Here’s how Shils’ antinomic framework helps make sense of today’s “civility wars” in academia:
1. Campus speech controversies
When students or faculty demand restrictions on offensive speech, they often appeal to civility as a justification. But critics respond that such civility codes suppress dissent and sanitize intellectual life. This is the antinomy: intellectuals want an open forum but also recoil from speech that feels corrosive to community.
2. “Cancel culture” debates
Public intellectuals decry “cancel culture” as uncivil — a mob-like refusal to tolerate opposing views. Yet those same intellectuals often build careers by using sharp, uncivil critique against established authorities. Again: they need civility when they’re targeted, but undermine it when attacking.

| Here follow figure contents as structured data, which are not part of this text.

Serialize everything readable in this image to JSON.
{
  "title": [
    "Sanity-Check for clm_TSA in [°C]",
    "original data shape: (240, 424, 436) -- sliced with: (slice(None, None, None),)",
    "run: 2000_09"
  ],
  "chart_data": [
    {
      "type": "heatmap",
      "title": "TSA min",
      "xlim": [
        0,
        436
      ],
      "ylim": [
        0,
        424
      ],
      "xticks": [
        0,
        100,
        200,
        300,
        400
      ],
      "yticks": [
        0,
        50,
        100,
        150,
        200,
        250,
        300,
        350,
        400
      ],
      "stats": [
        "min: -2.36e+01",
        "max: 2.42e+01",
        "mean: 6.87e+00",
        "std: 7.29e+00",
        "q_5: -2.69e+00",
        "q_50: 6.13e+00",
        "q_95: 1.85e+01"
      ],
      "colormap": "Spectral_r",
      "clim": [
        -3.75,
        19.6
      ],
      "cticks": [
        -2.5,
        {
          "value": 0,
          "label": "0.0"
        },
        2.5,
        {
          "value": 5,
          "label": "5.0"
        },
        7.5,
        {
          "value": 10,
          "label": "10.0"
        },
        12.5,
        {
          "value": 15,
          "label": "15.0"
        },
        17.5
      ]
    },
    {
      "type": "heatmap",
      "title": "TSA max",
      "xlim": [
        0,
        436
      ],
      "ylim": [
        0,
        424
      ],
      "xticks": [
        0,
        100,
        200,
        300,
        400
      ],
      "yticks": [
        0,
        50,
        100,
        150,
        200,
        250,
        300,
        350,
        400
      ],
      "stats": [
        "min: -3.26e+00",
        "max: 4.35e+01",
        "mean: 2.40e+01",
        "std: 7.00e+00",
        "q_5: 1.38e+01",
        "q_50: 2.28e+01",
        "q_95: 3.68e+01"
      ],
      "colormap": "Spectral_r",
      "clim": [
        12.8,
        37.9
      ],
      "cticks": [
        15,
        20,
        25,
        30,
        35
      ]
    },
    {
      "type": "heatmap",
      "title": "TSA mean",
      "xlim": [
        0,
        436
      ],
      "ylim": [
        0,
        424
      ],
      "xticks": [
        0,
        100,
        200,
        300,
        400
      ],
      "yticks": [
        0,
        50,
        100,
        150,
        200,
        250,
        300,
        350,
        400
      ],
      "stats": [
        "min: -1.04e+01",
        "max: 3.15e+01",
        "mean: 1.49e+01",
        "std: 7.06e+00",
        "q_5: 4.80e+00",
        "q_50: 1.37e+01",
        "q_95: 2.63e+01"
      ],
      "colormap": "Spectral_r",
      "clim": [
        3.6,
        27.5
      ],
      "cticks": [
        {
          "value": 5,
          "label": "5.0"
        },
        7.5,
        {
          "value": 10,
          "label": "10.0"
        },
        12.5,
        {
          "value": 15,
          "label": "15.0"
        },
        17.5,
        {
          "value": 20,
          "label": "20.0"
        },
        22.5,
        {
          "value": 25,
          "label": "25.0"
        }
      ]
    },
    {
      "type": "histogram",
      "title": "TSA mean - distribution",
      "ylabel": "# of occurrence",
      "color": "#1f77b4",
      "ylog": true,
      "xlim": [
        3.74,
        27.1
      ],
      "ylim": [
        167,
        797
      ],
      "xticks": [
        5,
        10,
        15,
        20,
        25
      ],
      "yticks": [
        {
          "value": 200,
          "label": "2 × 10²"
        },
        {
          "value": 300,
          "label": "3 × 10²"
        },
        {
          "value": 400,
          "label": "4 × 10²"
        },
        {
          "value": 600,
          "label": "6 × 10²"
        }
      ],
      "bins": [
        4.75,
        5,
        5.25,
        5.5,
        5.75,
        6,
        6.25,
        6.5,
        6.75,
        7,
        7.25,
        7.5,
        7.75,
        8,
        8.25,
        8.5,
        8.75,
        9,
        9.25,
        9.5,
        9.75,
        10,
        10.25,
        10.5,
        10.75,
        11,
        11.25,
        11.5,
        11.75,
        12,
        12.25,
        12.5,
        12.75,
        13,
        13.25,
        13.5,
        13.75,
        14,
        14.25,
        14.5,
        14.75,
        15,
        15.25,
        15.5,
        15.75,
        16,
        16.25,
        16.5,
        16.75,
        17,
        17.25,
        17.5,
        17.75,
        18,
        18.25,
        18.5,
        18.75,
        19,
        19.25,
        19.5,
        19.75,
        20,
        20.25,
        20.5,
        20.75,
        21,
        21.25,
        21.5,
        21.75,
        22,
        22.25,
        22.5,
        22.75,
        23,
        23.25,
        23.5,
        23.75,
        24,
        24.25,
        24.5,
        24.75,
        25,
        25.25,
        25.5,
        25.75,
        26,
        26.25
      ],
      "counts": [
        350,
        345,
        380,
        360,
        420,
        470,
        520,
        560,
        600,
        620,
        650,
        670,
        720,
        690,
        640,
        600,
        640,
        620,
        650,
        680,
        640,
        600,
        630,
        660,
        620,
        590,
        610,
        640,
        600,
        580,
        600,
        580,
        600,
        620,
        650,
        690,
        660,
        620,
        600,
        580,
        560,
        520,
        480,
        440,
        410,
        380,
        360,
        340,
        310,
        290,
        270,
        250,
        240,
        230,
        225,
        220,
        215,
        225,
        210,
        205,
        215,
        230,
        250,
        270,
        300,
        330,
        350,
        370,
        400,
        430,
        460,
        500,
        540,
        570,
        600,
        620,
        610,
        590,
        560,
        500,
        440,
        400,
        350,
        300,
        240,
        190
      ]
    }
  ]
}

3. Peer review and professional life
Peer review demands civility (constructive, respectful engagement). But prestige often comes from bold, adversarial critique. Scholars complain about hostile reviewers, yet also fear being seen as “too soft.” Civility is both the requirement and the thing everyone suspects is a mask for bias.
4. Public scholarship
In op-eds, podcasts, and Twitter/X, intellectuals are pressured to sound sharp, even biting, to gain attention. But when backlash comes, they invoke civility as the missing value in public debate. The contradiction is structural: visibility requires provocation; legitimacy requires civility.
5. Institutional fragility
Universities themselves rely on civility to preserve pluralism and protect their legitimacy. But when civility is weaponized — either to silence radicals or to delegitimize institutions as hypocritical — it becomes a flashpoint. Intellectuals oscillate between defending civility as a condition of freedom and denouncing it as repression.
Bottom line:
Civility isn’t just about manners; it’s where the intellectual antinomy becomes most visible. It embodies the clash between dependence on institutions and rebellion against them. That’s why it feels so fraught in the current academic culture wars: every side both needs civility and suspects it.